Marijuana and yoga

Interesting mandarinyoga…I know that Garlic and onions have this problem but I have never heard of drugs and alcohol attracting the lower levels by smell>…? I know they can lead to heedlessness as apparently said by Master Buddha which might lead to an attraction to a lower soul.

It is confusing because Marijuana isn’t excluded in Hinduism?

If the garlic, onions, drugs and alcohol attract, maybe things like perfumes will, even soap?. After all, we don’t all like the same smells do we

kind Regards Kareng

Ozone…Aghoris eat human beings as well! They pull out the dead bodies from the Ganges.

I think I would have to be under the influence to do this!

Kind Regards Kareng

When you believe in things that you don’t understand, then you suffer. Superstition…?

Isn’t a widespread wisdom the following? Good and bad do not exist, they are merely perspectives.

Why do so many people who claim to follow a path of enlightenment, peace, meditation, and yoga, also claim so many negative things about a certain plant? These disrespecting tantrums tell so much more about the student than about the plant and the so-called lower creatures who are attracted to its smell.

Like I reacted in the other thread on cannabis & yoga, I’d like to know what Patanjali really meant when he wrote about osadhi/ausadhi (sutras, chapter 4, part 1). Most yogis who totally condemn and patronize the use of ganja haven’t heard of this term and Patanjali’s mentioning of it yet, so it would be interesting to discuss, to say the least.

Condemning ganja use in total feels to me like a sign of not recognizing the allpervading truth that light is present in everything.

When I speak about cannabis, I always refer to vaporizing the female flowers at 230 degrees celsius in minute quantities combined with pranayama, and preferably some postures. It would be nice if the general discussion on cannabis would focus on this, rather than assuming hemp users are taking lungbursting, mindcracking tokes of huge bongs, or even worse, combining hemp with tobacco in a bleeched paper and burning it far over 230 degrees celsius.

Most users actually do the latter, but the negative effects in those practices have nothing to do with hemp specifically–burning any plant combined with tobacco and bleeched paper produces these effects. So if we’re talking about hemp, let’s talk about hemp: when it is used in a pure and ahimsa way.

I’d like to add that the years I’ve used hemp, I feel a strong synergy with living an ahimsa inspired life, for example through frugarianism (eating what is botanically called the fruit of a plant species, after the plant has released it naturally at the end of its ripening process). I think eating mainly plant food and meditating on non-violence as a daily practice is a very good combination, if not a requirement, for using hemp.

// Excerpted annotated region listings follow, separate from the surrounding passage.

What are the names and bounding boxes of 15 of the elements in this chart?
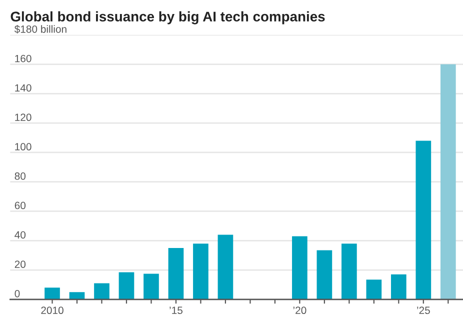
y-tick-label: 80	[14, 172, 26, 180]
x-tick-label: ’25	[417, 306, 430, 314]
y-tick-label: 140	[15, 84, 32, 92]
y-tick-label: 120	[15, 114, 32, 122]
y-tick-label: $180 billion	[14, 25, 66, 34]
y-tick-label: 20	[14, 260, 26, 268]
chart-title: Global bond issuance by big AI tech companies	[10, 11, 325, 24]
y-tick-label: 60	[14, 202, 26, 210]
x-tick-label: 2010	[41, 306, 64, 314]
y-tick-label: 40	[14, 231, 26, 239]
y-tick-label: 0	[14, 290, 20, 298]
y-tick-label: 160	[15, 54, 32, 62]
x-tick-label: ’15	[170, 306, 182, 314]
y-tick-label: 100	[15, 143, 32, 150]
x-tick-label: ’20	[293, 306, 306, 314]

Recently I started doing a few asanas and some pranayama–they have similar qualities in that respect as e.g. frugarianism.

I’m fine with people shunning ausadhi, and I wish for all yogis to be fully content by the fact that yoga is attracting so much people who don’t shun ausadhi.

Also a note for the people who have seen terrible things happening in auras and chakras of hemp users–some more experiments are necessary to make such a perception part of a valuable pool of information. We need to generate hundreds, preferably thousands of such accounts, if we want to use it in a functional debate.

For example, I’d be curious what you see in the following case:

  1. Meditate on this life as it is
  2. Find bliss in how it is
  3. Find bliss in hemp users being hemp users
  4. Do your favorite asanas, pranayama, yoga practice, etc.
  5. Witness 1 after 1 the auras and chakras of at least 10 people, who have practiced ausadhi within a yogic framework for at least 5 years, inhale controlled amounts of vapor of organically grown female hemp flowers.